Yes, especially if this faction has the best possibility of winning the 
general election.


> Say (somewhat but not totally arbitrarily) that the Democratic 
> candidates for president could have been ordered from least liberal to 
> most liberal as follows:
> 
> Lieberman<Clark<Kerry<Edwards<Gephardt<Dean<Kucinich<Brown<Sharpton
> 
> Furthermore, let's assume that Kerry was the Condorcet winner, and 
> furthermore let's assume that preferences by most voters follow a 
> predictable pattern of moving away from their favorite.
> 
> If we use successive Condorcet elections to pick three nominees, then 
> the other two winners (other than Kerry) will be either Edwards and 
> Gephardt, Edwards and Clark, or Clark and Lieberman.  This leaves the 
> entire more liberal third of the Democratic electorate without any 
> representation, and it leaves the candidate with the second-strongest 
> core support (Dean) eliminated.
> 
> This shouldn't bother us in a single-winner situation, but in the case 
> of a multi-winner election it begs the question of why we are even 
> bothering with electing more than one nominee, if all we are doing is 
> getting the three most similar candidates.
> 

Destination of this thread is a single winner general election.
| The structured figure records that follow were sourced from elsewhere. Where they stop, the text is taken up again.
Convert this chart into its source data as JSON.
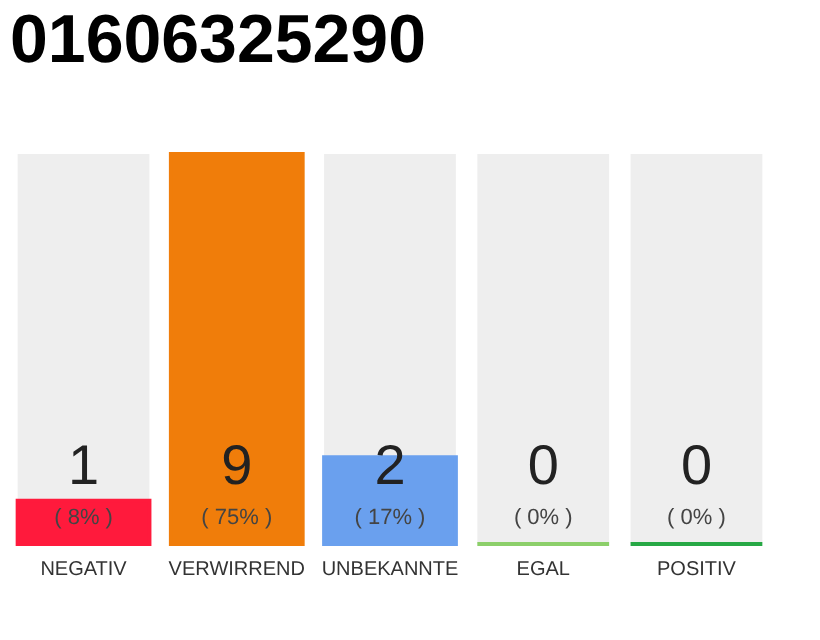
{
  "chart_data": {
    "type": "bar",
    "title": "01606325290",
    "categories": [
      "NEGATIV",
      "VERWIRREND",
      "UNBEKANNTE",
      "EGAL",
      "POSITIV"
    ],
    "values": [
      1,
      9,
      2,
      0,
      0
    ],
    "colors": [
      "#ff1a3c",
      "#f07d0a",
      "#6aa0ee",
      "#8ccf6a",
      "#27a845"
    ],
    "ylim": [
      0,
      9
    ],
    "data_labels": true,
    "tick_labels": "x",
    "grid": false,
    "annotations": [
      "( 8% )",
      "( 75% )",
      "( 17% )",
      "( 0% )",
      "( 0% )"
    ]
  }
}
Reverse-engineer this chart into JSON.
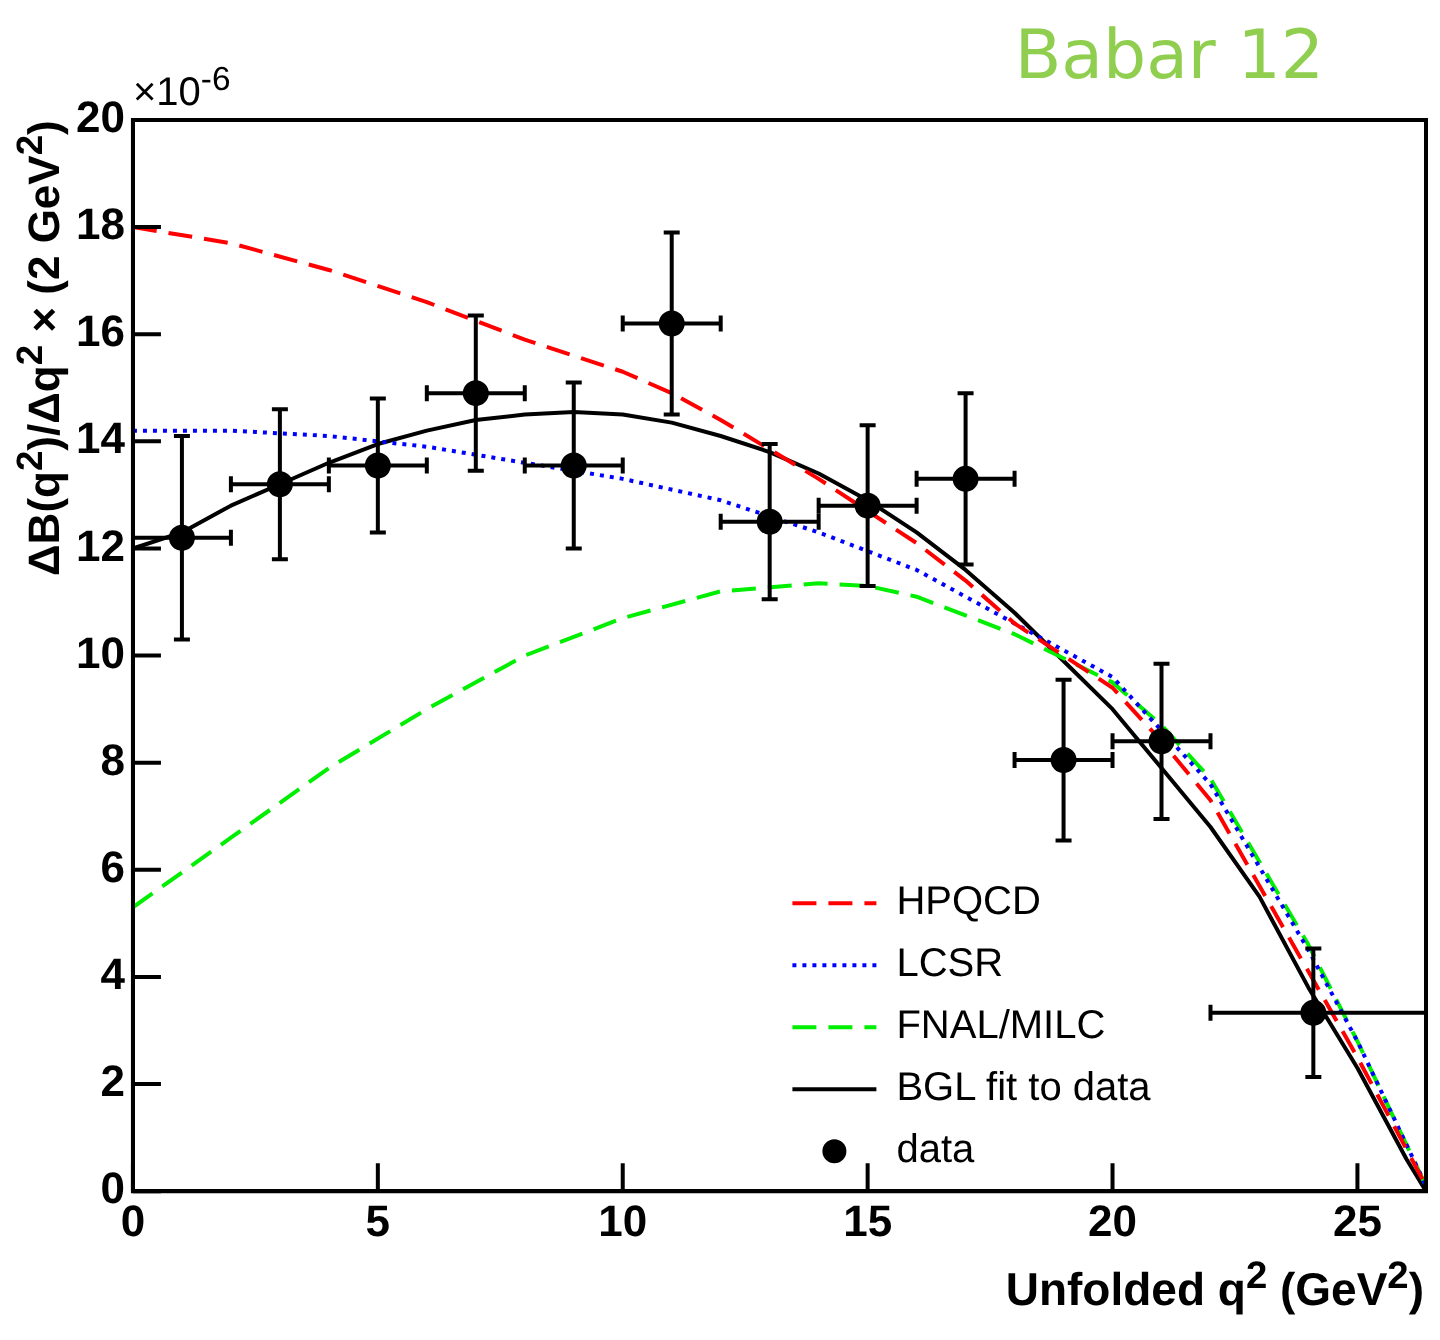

> Moreover, this could constitute really poor strategy.  If the general 
> electorate has different preferences than the primary electorate 
> (obviously very likely) then producing a slate of candidates with 
> diverse stances is more likely to produce a good result for the party, 
> in general.
> 
> Again, none of this argues that perfect PR is needed in a primary.  But 
> completely ignoring PR issues is a mistake, too.
> 
> -Adam

-- 
  davek at clarityconnect.com    people.clarityconnect.com/webpages3/davek
  Dave Ketchum   108 Halstead Ave, Owego, NY  13827-1708   607-687-5026
            Do to no one what you would not want done to you.
                  If you want peace, work for justice.